Researchers today revealed a new ‘SATAn’ attack that can turn a SATA cable into a radio transmitter, thus allowing a hacker to exfiltrate data from a system that isn’t connected to a network and transmit it to a receiver 1m away — all without physically modifying the SATA cable or hardware. The software-based technique can work from user space or through a virtual machine (VM), and you can see a short demo in the embedded video below.

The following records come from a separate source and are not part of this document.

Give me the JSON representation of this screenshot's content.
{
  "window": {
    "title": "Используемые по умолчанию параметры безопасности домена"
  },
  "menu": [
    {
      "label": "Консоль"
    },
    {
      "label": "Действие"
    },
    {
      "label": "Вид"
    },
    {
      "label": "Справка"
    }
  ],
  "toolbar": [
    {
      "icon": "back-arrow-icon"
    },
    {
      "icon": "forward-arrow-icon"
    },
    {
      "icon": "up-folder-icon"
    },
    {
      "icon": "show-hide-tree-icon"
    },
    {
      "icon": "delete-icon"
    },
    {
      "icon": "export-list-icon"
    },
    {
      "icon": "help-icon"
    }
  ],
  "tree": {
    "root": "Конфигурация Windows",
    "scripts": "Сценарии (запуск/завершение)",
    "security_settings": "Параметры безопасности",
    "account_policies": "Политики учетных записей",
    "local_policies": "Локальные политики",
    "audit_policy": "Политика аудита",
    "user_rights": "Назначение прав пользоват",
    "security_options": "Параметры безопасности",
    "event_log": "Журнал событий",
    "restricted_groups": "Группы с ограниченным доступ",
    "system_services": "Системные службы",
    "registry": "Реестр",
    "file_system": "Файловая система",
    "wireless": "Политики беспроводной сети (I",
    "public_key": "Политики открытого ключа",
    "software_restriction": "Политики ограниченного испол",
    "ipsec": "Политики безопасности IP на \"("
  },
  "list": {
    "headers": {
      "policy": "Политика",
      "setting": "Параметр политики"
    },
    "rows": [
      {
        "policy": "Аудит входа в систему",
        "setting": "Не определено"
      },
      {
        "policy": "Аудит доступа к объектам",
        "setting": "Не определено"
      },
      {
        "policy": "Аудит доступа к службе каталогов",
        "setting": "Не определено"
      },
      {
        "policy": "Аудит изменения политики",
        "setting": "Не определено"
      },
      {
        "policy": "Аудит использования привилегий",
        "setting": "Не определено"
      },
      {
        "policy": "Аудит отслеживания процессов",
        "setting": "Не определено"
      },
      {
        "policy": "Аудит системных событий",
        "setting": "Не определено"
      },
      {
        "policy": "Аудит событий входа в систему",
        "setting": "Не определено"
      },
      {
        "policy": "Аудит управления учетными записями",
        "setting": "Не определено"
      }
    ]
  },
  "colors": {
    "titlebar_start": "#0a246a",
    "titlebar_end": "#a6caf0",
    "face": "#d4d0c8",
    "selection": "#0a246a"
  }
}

The ubiquitous SATA connection is used in billions of devices worldwide to connect hard drives and SSDs inside a PC, making it the perfect target for hackers looking for a sophisticated attack with a wide footprint.

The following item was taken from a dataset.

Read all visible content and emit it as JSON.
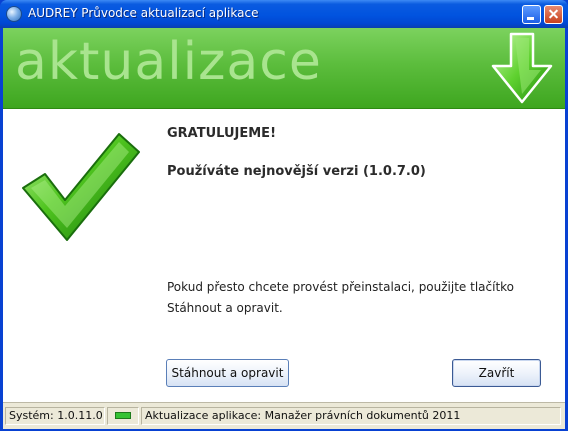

Some of the most sensitive data on the planet is stored in air-gapped systems. These systems are entirely isolated from any connection to the outside world, like a network or the internet, and also don’t have any hardware that can communicate wirelessly, like wireless Bluetooth or Wi-Fi hardware. As such, it requires ultra-sophisticated techniques to steal data from them. Researcher Mordechai Guri at the University of the Negev, Israel, has accomplished the feat by converting a standard SATA cable into a radio transmitter, but without actually making any physical modifications to the hardware.  

As with all computer interfaces, the SATA bus generates electromagnetic interference during normal operation, and if used correctly, that interference can be manipulated and then used to transmit data. In this case, the researcher used the SATA cable as a wireless antenna that operated on the 6 GHz frequency band, thus transmitting a short message to the nearby laptop. This attack can be used in concert with keyloggers to steal passwords or other sensitive data. Likewise, attackers can employ other mechanisms to steal important data, like files and images.

Naturally, the attacker would first have to install malicious software onto the targeted machine, but as we’ve seen with Stuxnet and other attacks, USB devices with malicious code can spread malware inside protected systems. Otherwise, the attacker would need physical access to install the attack payload.

Once installed, the malicious software first encodes the data to be stolen. Then it conducts certain types of file system access, like reads and writes, in a controlled manner to generate a signal on the cable. While either read or write operations can effectively create the correct signals, the researcher notes that read operations typically don’t require higher permissions at the system level and generate stronger signals (up to 3 dB) than write operations. The researchers also noted that background operations that incur other traffic to the storage device are generally fine. Still, intense drive activity can muddy the transmissions, so it’s best to pause or stop the transmission when heavy background activities occur.